We are not under some spell. We have reached this choice rationally, because we agree that the America he envisions is something worth fighting for. For authors to continue with such blanket statements is intellectually dishonest and reveals a certain contempt. Such holier-than-thou, ad hominem attacks are not appropriate for civil discourse, in my humble opinion.
Friend:
Yes, and he is selling the dream of something better. I am hearing he has raised the position of a washington insider and supported the drilling of oil on the alaskan coast. Am I wrong? How is this something different to believe in?
Yes, he does offer water to the starving, but that relgious style and symbolism is why I term him messianic.

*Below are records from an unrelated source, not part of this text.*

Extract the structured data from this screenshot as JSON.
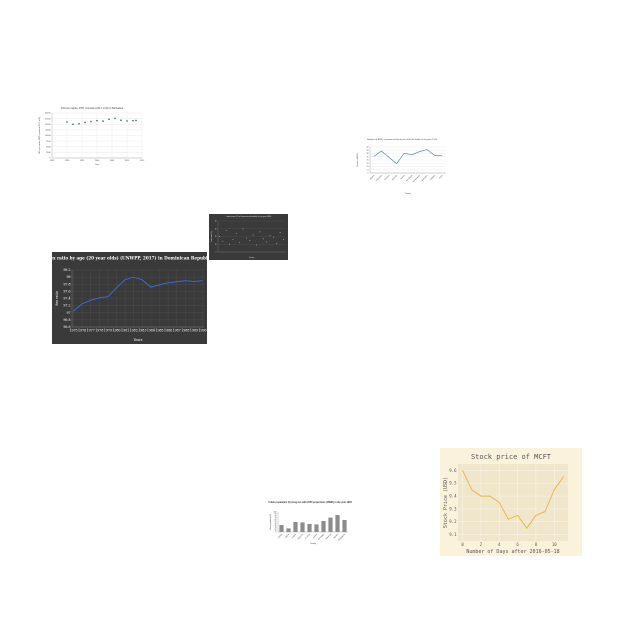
{
  "chart_data": [
    {
      "type": "scatter",
      "title": "GNI per capita, PPP (constant 2017 int $) in Barbados",
      "xlabel": "Year",
      "ylabel": "GNI per capita, PPP (constant 2017 int $)",
      "x": [
        1990,
        1992,
        1994,
        1996,
        1998,
        2000,
        2002,
        2004,
        2006,
        2008,
        2010,
        2012,
        2013
      ],
      "y": [
        16000,
        15000,
        15200,
        15800,
        16200,
        16600,
        16400,
        17200,
        17600,
        16800,
        16500,
        16600,
        16700
      ],
      "xlim": [
        1985,
        2015
      ],
      "ylim": [
        0,
        20000
      ],
      "xticks": [
        "1985",
        "1990",
        "1995",
        "2000",
        "2005",
        "2010",
        "2015"
      ],
      "yticks": [
        "0",
        "2500",
        "5000",
        "7500",
        "10000",
        "12500",
        "15000",
        "17500",
        "20000"
      ],
      "colors": {
        "point": "#2e5e4a"
      },
      "grid": true
    },
    {
      "type": "line",
      "title": "Number of ATMs, commercial banks per 100,000 adults in the year 2014",
      "xlabel": "Country",
      "ylabel": "Number of ATMs",
      "categories": [
        "Albania",
        "Argentina",
        "Armenia",
        "Australia",
        "Austria",
        "Azerbaijan",
        "Bangladesh",
        "Barbados",
        "Belgium",
        "Benin"
      ],
      "values": [
        32,
        42,
        30,
        18,
        38,
        35,
        41,
        45,
        34,
        33
      ],
      "ylim": [
        0,
        50
      ],
      "colors": {
        "line": "#4a76c4"
      },
      "grid": true
    },
    {
      "type": "scatter",
      "title": "Labor taxes (% of commercial profits) in the year 2008",
      "xlabel": "Country",
      "ylabel": "Labor taxes (%)",
      "x": [
        1,
        2,
        3,
        4,
        5,
        6,
        7,
        8,
        9,
        10,
        11,
        12,
        13,
        14,
        15,
        16,
        17,
        18,
        19,
        20
      ],
      "y": [
        20,
        14,
        28,
        10,
        16,
        24,
        12,
        30,
        18,
        15,
        22,
        9,
        26,
        17,
        13,
        21,
        19,
        11,
        25,
        16
      ],
      "ylim": [
        0,
        40
      ],
      "colors": {
        "point": "#c0c0c0"
      },
      "grid": true
    },
    {
      "type": "line",
      "title": "Sex ratio by age (20 year olds) (UNWPP, 2017) in Dominican Republic",
      "xlabel": "Years",
      "ylabel": "Sex ratio",
      "x": [
        1975,
        1976,
        1977,
        1978,
        1979,
        1980,
        1981,
        1982,
        1983,
        1984,
        1985,
        1986,
        1987,
        1988,
        1989,
        1990
      ],
      "y": [
        97.05,
        97.25,
        97.35,
        97.42,
        97.45,
        97.7,
        97.93,
        98.0,
        97.92,
        97.72,
        97.78,
        97.84,
        97.87,
        97.9,
        97.88,
        97.9
      ],
      "xticks": [
        "1975",
        "1976",
        "1977",
        "1978",
        "1979",
        "1980",
        "1981",
        "1982",
        "1983",
        "1984",
        "1985",
        "1986",
        "1987",
        "1988",
        "1989",
        "1990"
      ],
      "yticks": [
        "96.6",
        "96.8",
        "97",
        "97.2",
        "97.4",
        "97.6",
        "97.8",
        "98",
        "98.2"
      ],
      "ylim": [
        96.6,
        98.2
      ],
      "colors": {
        "line": "#3a6fd8",
        "background": "#3a3a3a",
        "text": "#ffffff"
      },
      "grid": true
    },
    {
      "type": "bar",
      "title": "Urban population (%) long-run with 2050 projections (OWID) in the year 1984",
      "xlabel": "Country",
      "ylabel": "Urban population (%)",
      "categories": [
        "Albania",
        "Algeria",
        "Angola",
        "Argentina",
        "Armenia",
        "Austria",
        "Azerbaijan",
        "Bahamas",
        "Bahrain",
        "Bangladesh"
      ],
      "values": [
        35,
        18,
        50,
        48,
        40,
        38,
        55,
        72,
        85,
        60
      ],
      "ylim": [
        0,
        100
      ],
      "colors": {
        "bar": "#8c8c8c"
      },
      "grid": false
    },
    {
      "type": "line",
      "title": "Stock price of MCFT",
      "xlabel": "Number of Days after 2016-05-18",
      "ylabel": "Stock Price (USD)",
      "x": [
        0,
        1,
        2,
        3,
        4,
        5,
        6,
        7,
        8,
        9,
        10,
        11
      ],
      "y": [
        9.6,
        9.45,
        9.4,
        9.4,
        9.35,
        9.22,
        9.25,
        9.15,
        9.25,
        9.28,
        9.45,
        9.55
      ],
      "xticks": [
        "0",
        "2",
        "4",
        "6",
        "8",
        "10"
      ],
      "yticks": [
        "9.1",
        "9.2",
        "9.3",
        "9.4",
        "9.5",
        "9.6"
      ],
      "xlim": [
        -0.5,
        11.5
      ],
      "ylim": [
        9.05,
        9.65
      ],
      "colors": {
        "line": "#e8b84a",
        "background": "#f0e6cc",
        "outer": "#fbf2dc"
      },
      "grid": true
    }
  ]
}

It is also why I agree with the claim he is a male matriarch figure, a man who says he will provide for the family of America. All very disturbing this gender-bending. The piece may take the stance of superiority, but it has a lot of useful things to say. I can only end with a poignant latin statement Hans reminded me of, mundus vult decipi.
Obama understands it.
Me:
"I am hearing he has raised the position of a washington insider and supported the drilling of oil on the alaskan coast. Am I wrong?"
In a word: yes. He fundamentally opposes offshore drilling. A group of 10 Senators from both parties put together a compromise plan - to end the month of solid gridlock on the issue - that involved limited offshore drilling on the shores of New Jersey and Florida if those particular states gave permission, but included the largest progressive energy reforms Congress has ever put to paper. Obama has publicly said that the offshore drilling is stupid (not his words of course, but the sentiment is correct), but if that's what it takes to jump start green energy in America and begin the end of our dependence on foreign oil, so be it. Let the Republicans have their offshore drilling and prove it to be the hoax that it is. That's their problem.

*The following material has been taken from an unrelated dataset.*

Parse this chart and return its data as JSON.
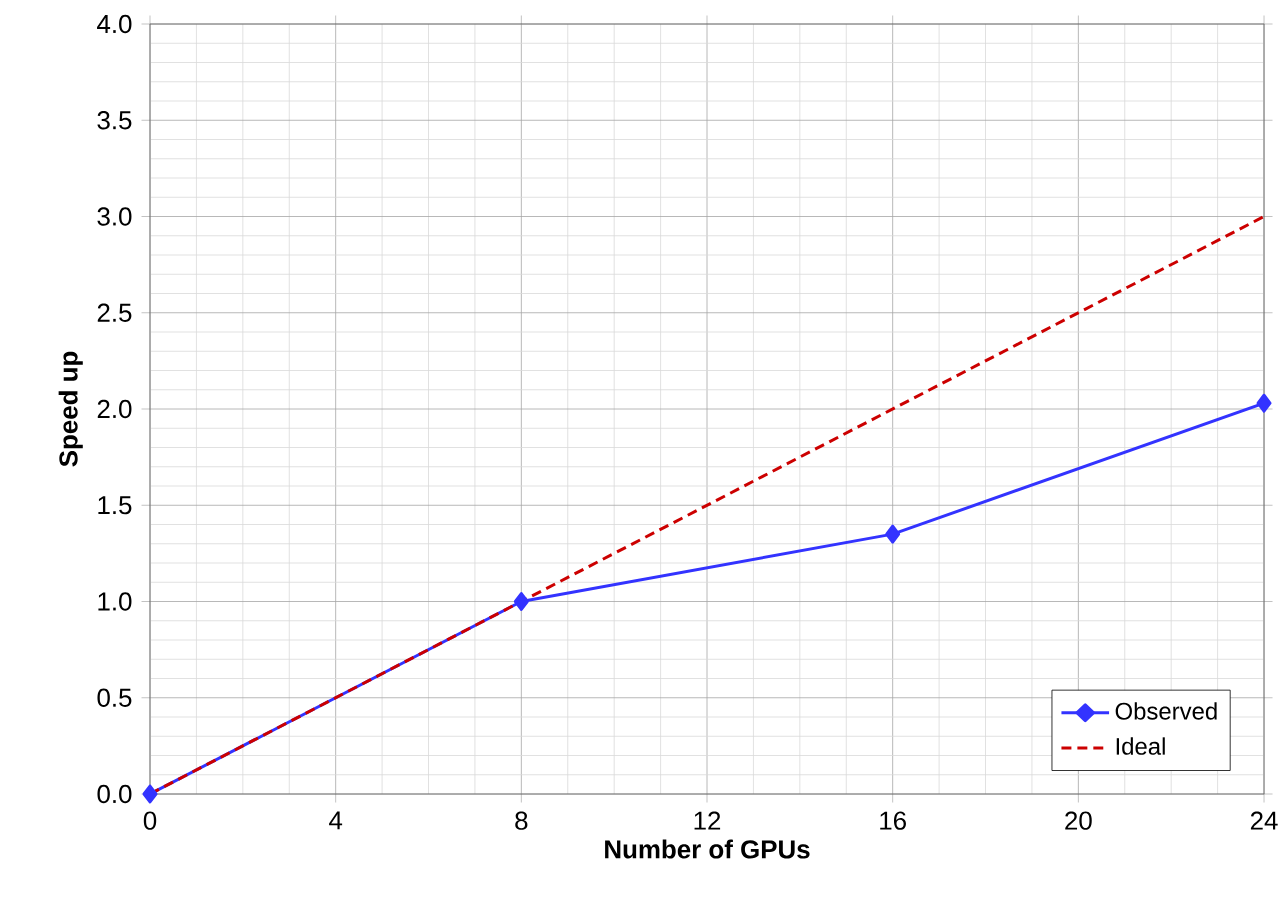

As far as the "Washington Insider" . . . are you referring to his running mate, Joe Biden? Otherwise, I know not to whom you refer.
"Yes, he does offer water to the starving, but that relgious style and symbolism is why I term him messianic." I apologize for the noncivil discourse here . . . but for chrissake, he spent the last 25+ years in black gospel church. It just kind of comes with the territory, dude. You're reading far too much into it.
Also . . . I see a bit of an irony here. Yes, we Obama supporters are obviously impressed with the presentation of his message, but it's the substance of it that we enjoy because, well . . . it's what those of us who gravitate towards progressive politics have been waiting to hear someone say with conviction for 8+ years. It is you (collectively, not necessarily you, yourself), you who are so intrinsically suspicious of charismatic leaders, who seem to be a lot more hung up on this "Obama as the messiah" thing than anyone else, regardless of political affiliation. The man speaks well; the man has good, powerful, radical ideas. This does not make him evil, a fraud, or a saboteur.
Honestly, the only people in American politics who I hear still saying such things are John McCain and his surrogates. So seriously, just drop it. It's a debate that has little merit, in my opinion.